Only 1.49% of the sheriff’s office’s $24.7 million budget for next year includes materials, supplies and equipment from outside vendors.
“She screwed up as the procurement officer and now she’s being brought back as an expert – it doesn’t make any rational sense,” a high-ranking city official, who requested anonymity, said today.
Baltimore’s ethics law provides that after terminating employment, a former public servant “may assist or represent” for compensation the city itself, but not employers who do business with the city. This would apparently clear Smyth’s way to obtain the sheriff’s contract 15 months after she left city employment.
Smyth could not be reached for comment at her Owings Mills residence.
$150 an Hour
Smyth will be paid $150 an hour for 160 hours of work – a rate more than double her pay when she was removed as the city’s $126,000-a-year purchasing agent in February 2020.
That happened after a report by Inspector General Isabel Mercedes Cumming found that Smyth had improperly added a vendor to the towing contract, then delayed the contract to benefit the vendor. (Ultimately the company lost the contract because it was in violation of minority compliance rules.)
After she was singled out by the IG, Smyth was made deputy director of the Mayor’s Office of Special Projects, where she received an $8,000 salary increase (to $134,000) before she resigned in March 2021.
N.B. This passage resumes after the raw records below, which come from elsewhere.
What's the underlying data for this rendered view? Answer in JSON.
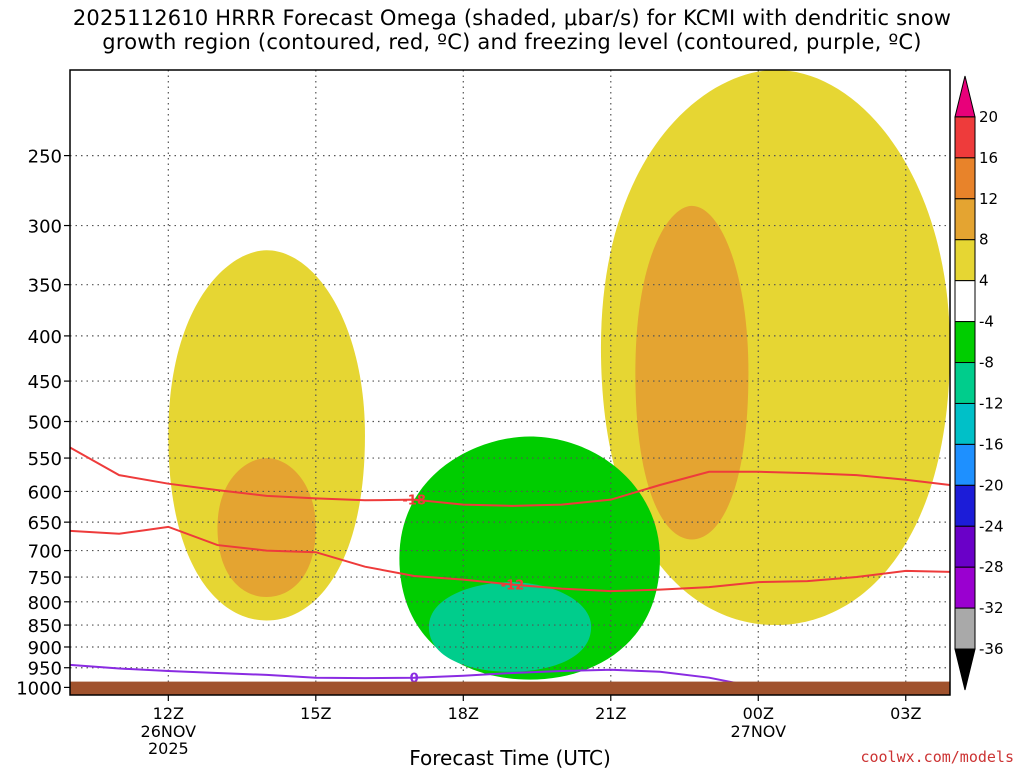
{
  "title_line1": "2025112610 HRRR Forecast Omega (shaded, μbar/s) for KCMI with dendritic snow",
  "title_line2": "growth region (contoured, red, ºC) and freezing level (contoured, purple, ºC)",
  "credit": "coolwx.com/models",
  "chart_data": {
    "type": "heatmap",
    "xlabel": "Forecast Time (UTC)",
    "ylabel": "",
    "x_ticks": [
      {
        "label": "12Z",
        "sub": [
          "26NOV",
          "2025"
        ],
        "hour": 12
      },
      {
        "label": "15Z",
        "sub": [],
        "hour": 15
      },
      {
        "label": "18Z",
        "sub": [],
        "hour": 18
      },
      {
        "label": "21Z",
        "sub": [],
        "hour": 21
      },
      {
        "label": "00Z",
        "sub": [
          "27NOV"
        ],
        "hour": 24
      },
      {
        "label": "03Z",
        "sub": [],
        "hour": 27
      }
    ],
    "xlim_hours": [
      10,
      27.9
    ],
    "y_scale": "log-pressure (inverted)",
    "y_ticks": [
      250,
      300,
      350,
      400,
      450,
      500,
      550,
      600,
      650,
      700,
      750,
      800,
      850,
      900,
      950,
      1000
    ],
    "ylim_hPa": [
      200,
      1020
    ],
    "grid": true,
    "colorbar": {
      "ticks": [
        "20",
        "16",
        "12",
        "8",
        "4",
        "-4",
        "-8",
        "-12",
        "-16",
        "-20",
        "-24",
        "-28",
        "-32",
        "-36"
      ],
      "colors": [
        "#e8007a",
        "#ee3b3b",
        "#e8832a",
        "#e4a431",
        "#e6d633",
        "#ffffff",
        "#00cd00",
        "#00cd8c",
        "#00c0c8",
        "#1e90ff",
        "#1c1cd8",
        "#6a00c8",
        "#9a00d0",
        "#a9a9a9",
        "#000000"
      ]
    },
    "omega_regions": [
      {
        "name": "upward motion 4-8",
        "color": "#e6d633",
        "hour": [
          12,
          16
        ],
        "pressure": [
          320,
          840
        ]
      },
      {
        "name": "upward motion 8-12",
        "color": "#e4a431",
        "hour": [
          13,
          15
        ],
        "pressure": [
          550,
          790
        ]
      },
      {
        "name": "upward motion 4-8",
        "color": "#e6d633",
        "hour": [
          20.8,
          27.9
        ],
        "pressure": [
          200,
          850
        ]
      },
      {
        "name": "upward motion 8-12",
        "color": "#e4a431",
        "hour": [
          21.5,
          23.8
        ],
        "pressure": [
          285,
          680
        ]
      },
      {
        "name": "downward motion -4 to -8",
        "color": "#00cd00",
        "hour": [
          16.7,
          22
        ],
        "pressure": [
          520,
          980
        ]
      },
      {
        "name": "downward motion -8 to -12",
        "color": "#00cd8c",
        "hour": [
          17.3,
          20.6
        ],
        "pressure": [
          760,
          960
        ]
      }
    ],
    "contours": [
      {
        "label": "-18",
        "color": "#ee3b3b",
        "hours": [
          10,
          11,
          12,
          13,
          14,
          15,
          16,
          17,
          18,
          19,
          20,
          21,
          22,
          23,
          24,
          25,
          26,
          27,
          27.9
        ],
        "pressure": [
          535,
          575,
          588,
          598,
          607,
          611,
          614,
          613,
          621,
          623,
          621,
          613,
          590,
          570,
          570,
          572,
          575,
          582,
          590
        ]
      },
      {
        "label": "-12",
        "color": "#ee3b3b",
        "hours": [
          10,
          11,
          11.5,
          12,
          13,
          14,
          15,
          16,
          17,
          18,
          19,
          20,
          21,
          22,
          23,
          24,
          25,
          26,
          27,
          27.9
        ],
        "pressure": [
          665,
          670,
          664,
          658,
          690,
          700,
          703,
          730,
          748,
          755,
          765,
          773,
          778,
          775,
          770,
          760,
          758,
          750,
          738,
          740
        ]
      },
      {
        "label": "0",
        "color": "#8a2be2",
        "hours": [
          10,
          11,
          12,
          13,
          14,
          15,
          16,
          17,
          18,
          19,
          20,
          21,
          22,
          23,
          24
        ],
        "pressure": [
          943,
          952,
          958,
          963,
          968,
          975,
          976,
          975,
          970,
          963,
          958,
          955,
          960,
          975,
          1000
        ]
      }
    ],
    "ground_color": "#a0522d"
  }
}
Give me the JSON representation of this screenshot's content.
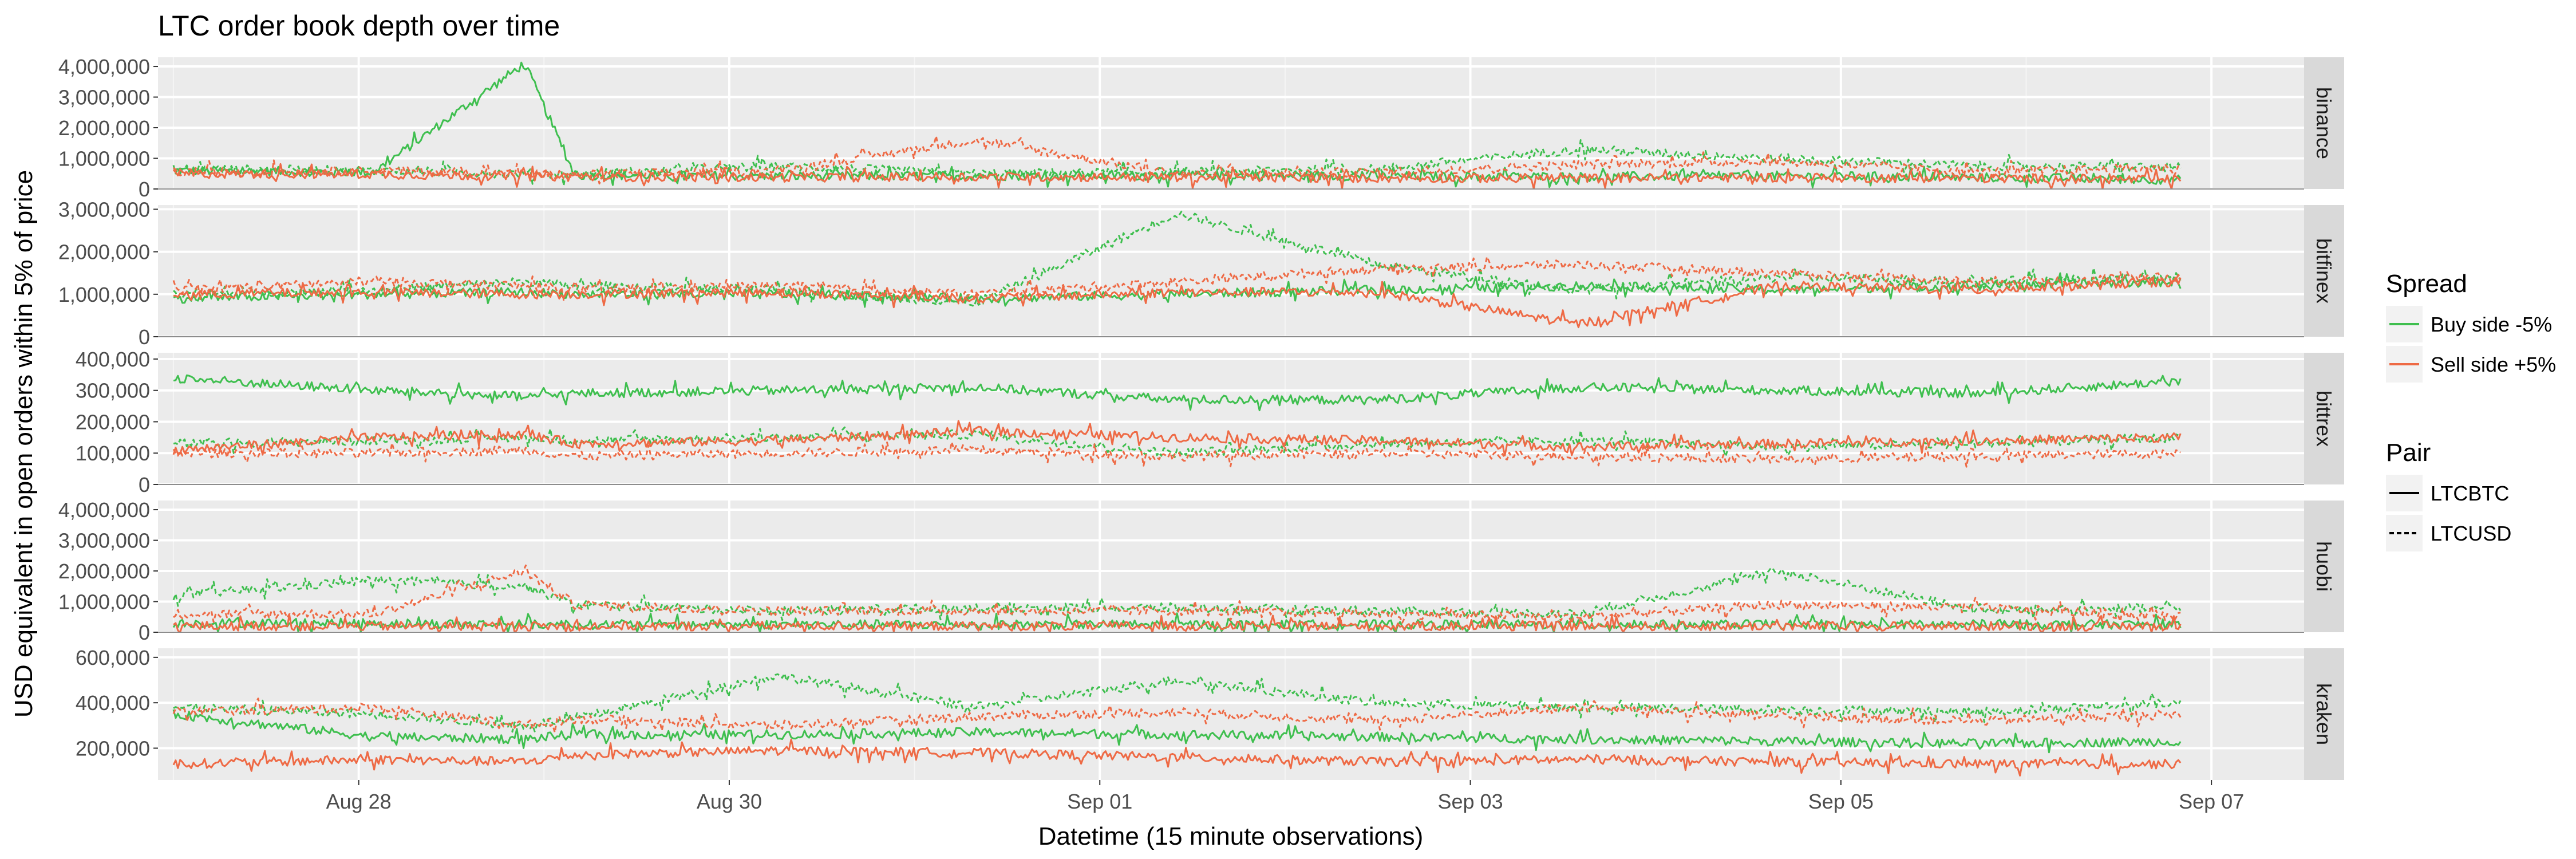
{
  "chart_data": {
    "type": "line",
    "title": "LTC  order book depth over time",
    "xlabel": "Datetime (15 minute observations)",
    "ylabel": "USD equivalent in open orders within 5% of price",
    "x_ticks": [
      "Aug 28",
      "Aug 30",
      "Sep 01",
      "Sep 03",
      "Sep 05",
      "Sep 07"
    ],
    "x_range": [
      "2018-08-26T22:00",
      "2018-09-07T12:00"
    ],
    "grid": true,
    "legend_position": "right",
    "legends": [
      {
        "title": "Spread",
        "entries": [
          {
            "label": "Buy side -5%",
            "color": "#3fbf4f"
          },
          {
            "label": "Sell side +5%",
            "color": "#ee6a45"
          }
        ]
      },
      {
        "title": "Pair",
        "entries": [
          {
            "label": "LTCBTC",
            "linetype": "solid"
          },
          {
            "label": "LTCUSD",
            "linetype": "dashed"
          }
        ]
      }
    ],
    "x_day_index": [
      0,
      1,
      1.75,
      2,
      3,
      4,
      5,
      6,
      7,
      8,
      9,
      10
    ],
    "facets": [
      {
        "name": "binance",
        "ylim": [
          0,
          4300000
        ],
        "yticks": [
          0,
          1000000,
          2000000,
          3000000,
          4000000
        ],
        "ytick_labels": [
          "0",
          "1,000,000",
          "2,000,000",
          "3,000,000",
          "4,000,000"
        ],
        "series": [
          {
            "spread": "Buy side -5%",
            "pair": "LTCBTC",
            "values": [
              600000,
              550000,
              4100000,
              450000,
              420000,
              430000,
              440000,
              420000,
              400000,
              430000,
              380000,
              300000
            ]
          },
          {
            "spread": "Buy side -5%",
            "pair": "LTCUSD",
            "values": [
              650000,
              600000,
              500000,
              480000,
              750000,
              500000,
              550000,
              650000,
              1300000,
              1000000,
              750000,
              700000
            ]
          },
          {
            "spread": "Sell side +5%",
            "pair": "LTCBTC",
            "values": [
              500000,
              480000,
              420000,
              400000,
              380000,
              400000,
              380000,
              360000,
              350000,
              380000,
              350000,
              300000
            ]
          },
          {
            "spread": "Sell side +5%",
            "pair": "LTCUSD",
            "values": [
              550000,
              600000,
              500000,
              450000,
              600000,
              1600000,
              500000,
              550000,
              800000,
              900000,
              550000,
              700000
            ]
          }
        ]
      },
      {
        "name": "bitfinex",
        "ylim": [
          0,
          3100000
        ],
        "yticks": [
          0,
          1000000,
          2000000,
          3000000
        ],
        "ytick_labels": [
          "0",
          "1,000,000",
          "2,000,000",
          "3,000,000"
        ],
        "series": [
          {
            "spread": "Buy side -5%",
            "pair": "LTCBTC",
            "values": [
              900000,
              1000000,
              1050000,
              1000000,
              1000000,
              900000,
              1000000,
              1100000,
              1200000,
              1100000,
              1200000,
              1300000
            ]
          },
          {
            "spread": "Buy side -5%",
            "pair": "LTCUSD",
            "values": [
              1000000,
              1100000,
              1300000,
              1200000,
              1100000,
              800000,
              2900000,
              1700000,
              1100000,
              1400000,
              1300000,
              1400000
            ]
          },
          {
            "spread": "Sell side +5%",
            "pair": "LTCBTC",
            "values": [
              1000000,
              1050000,
              1000000,
              1000000,
              1050000,
              900000,
              1050000,
              1050000,
              300000,
              1200000,
              1100000,
              1300000
            ]
          },
          {
            "spread": "Sell side +5%",
            "pair": "LTCUSD",
            "values": [
              1100000,
              1300000,
              1200000,
              1100000,
              1200000,
              1000000,
              1300000,
              1600000,
              1700000,
              1500000,
              1300000,
              1400000
            ]
          }
        ]
      },
      {
        "name": "bittrex",
        "ylim": [
          0,
          420000
        ],
        "yticks": [
          0,
          100000,
          200000,
          300000,
          400000
        ],
        "ytick_labels": [
          "0",
          "100,000",
          "200,000",
          "300,000",
          "400,000"
        ],
        "series": [
          {
            "spread": "Buy side -5%",
            "pair": "LTCBTC",
            "values": [
              340000,
              300000,
              280000,
              290000,
              300000,
              310000,
              270000,
              270000,
              310000,
              300000,
              290000,
              330000
            ]
          },
          {
            "spread": "Buy side -5%",
            "pair": "LTCUSD",
            "values": [
              130000,
              140000,
              150000,
              140000,
              150000,
              160000,
              100000,
              130000,
              140000,
              120000,
              130000,
              150000
            ]
          },
          {
            "spread": "Sell side +5%",
            "pair": "LTCBTC",
            "values": [
              110000,
              150000,
              160000,
              130000,
              140000,
              170000,
              150000,
              140000,
              120000,
              130000,
              140000,
              150000
            ]
          },
          {
            "spread": "Sell side +5%",
            "pair": "LTCUSD",
            "values": [
              100000,
              100000,
              110000,
              90000,
              100000,
              110000,
              90000,
              100000,
              90000,
              80000,
              90000,
              100000
            ]
          }
        ]
      },
      {
        "name": "huobi",
        "ylim": [
          0,
          4300000
        ],
        "yticks": [
          0,
          1000000,
          2000000,
          3000000,
          4000000
        ],
        "ytick_labels": [
          "0",
          "1,000,000",
          "2,000,000",
          "3,000,000",
          "4,000,000"
        ],
        "series": [
          {
            "spread": "Buy side -5%",
            "pair": "LTCBTC",
            "values": [
              300000,
              300000,
              250000,
              250000,
              250000,
              250000,
              250000,
              250000,
              250000,
              250000,
              250000,
              250000
            ]
          },
          {
            "spread": "Buy side -5%",
            "pair": "LTCUSD",
            "values": [
              1200000,
              1700000,
              1500000,
              900000,
              700000,
              800000,
              800000,
              700000,
              600000,
              2000000,
              700000,
              800000
            ]
          },
          {
            "spread": "Sell side +5%",
            "pair": "LTCBTC",
            "values": [
              200000,
              200000,
              200000,
              200000,
              200000,
              200000,
              200000,
              200000,
              200000,
              200000,
              200000,
              200000
            ]
          },
          {
            "spread": "Sell side +5%",
            "pair": "LTCUSD",
            "values": [
              600000,
              600000,
              2000000,
              900000,
              700000,
              700000,
              700000,
              600000,
              500000,
              900000,
              800000,
              500000
            ]
          }
        ]
      },
      {
        "name": "kraken",
        "ylim": [
          60000,
          640000
        ],
        "yticks": [
          200000,
          400000,
          600000
        ],
        "ytick_labels": [
          "200,000",
          "400,000",
          "600,000"
        ],
        "series": [
          {
            "spread": "Buy side -5%",
            "pair": "LTCBTC",
            "values": [
              350000,
              250000,
              240000,
              260000,
              260000,
              270000,
              260000,
              250000,
              240000,
              230000,
              220000,
              230000
            ]
          },
          {
            "spread": "Buy side -5%",
            "pair": "LTCUSD",
            "values": [
              380000,
              350000,
              300000,
              330000,
              520000,
              380000,
              500000,
              400000,
              380000,
              370000,
              360000,
              400000
            ]
          },
          {
            "spread": "Sell side +5%",
            "pair": "LTCBTC",
            "values": [
              130000,
              150000,
              140000,
              170000,
              190000,
              180000,
              160000,
              140000,
              150000,
              140000,
              130000,
              130000
            ]
          },
          {
            "spread": "Sell side +5%",
            "pair": "LTCUSD",
            "values": [
              360000,
              380000,
              300000,
              330000,
              300000,
              340000,
              360000,
              320000,
              380000,
              340000,
              320000,
              350000
            ]
          }
        ]
      }
    ]
  }
}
Smyth’s transfer was engineered by Kimberly L. Morton, who was then Mayor Bernard C. “Jack” Young’s chief of staff.
Kim Morton Connection
Morton is currently serving as Sheriff Anderson’s $46,800 “consultant for intergovernmental affairs,” having retired from city government in December 2020 after Young’s term in office ended.
The Board of Estimates, controlled by Mayor Brandon Scott and chaired by City Council President Nick Mosby, exempted Morton from city rules that say that a retiree cannot be paid more than the difference between her prior maximum salary and her current retirement pension.
That exemption boosted Morton’s hourly consultant pay to $150 an hour – the same rate that Smyth is set to receive.
Seeking a 9th Term
Anderson, who is 75 and is seeking his ninth term in office in next month’s Democratic Party primary, has been politically tied to Morton since she was in the state’s attorney’s office.
He is facing Sam Cogen, a former assistant sheriff, in the July primary.
Smyth was hired in 2007 as an assistant city solicitor and was tapped by then-Mayor Catherine Pugh as the city’s chief purchasing agent in February 2017.
Smyth’s alleged mishandling of a 2019 parking garage contract with SP Plus Corp. was later revealed to have cost the city $7.5 million in unexpected management fees.
Her online LinkedIn page, which describes her as a “government contracts attorney, procurement professional, space nerd [and] artist,” does not list any current employment.
She is set to start work at the sheriff’s office immediately “upon Board approval for three months,” according to tomorrow’s BOE written agenda.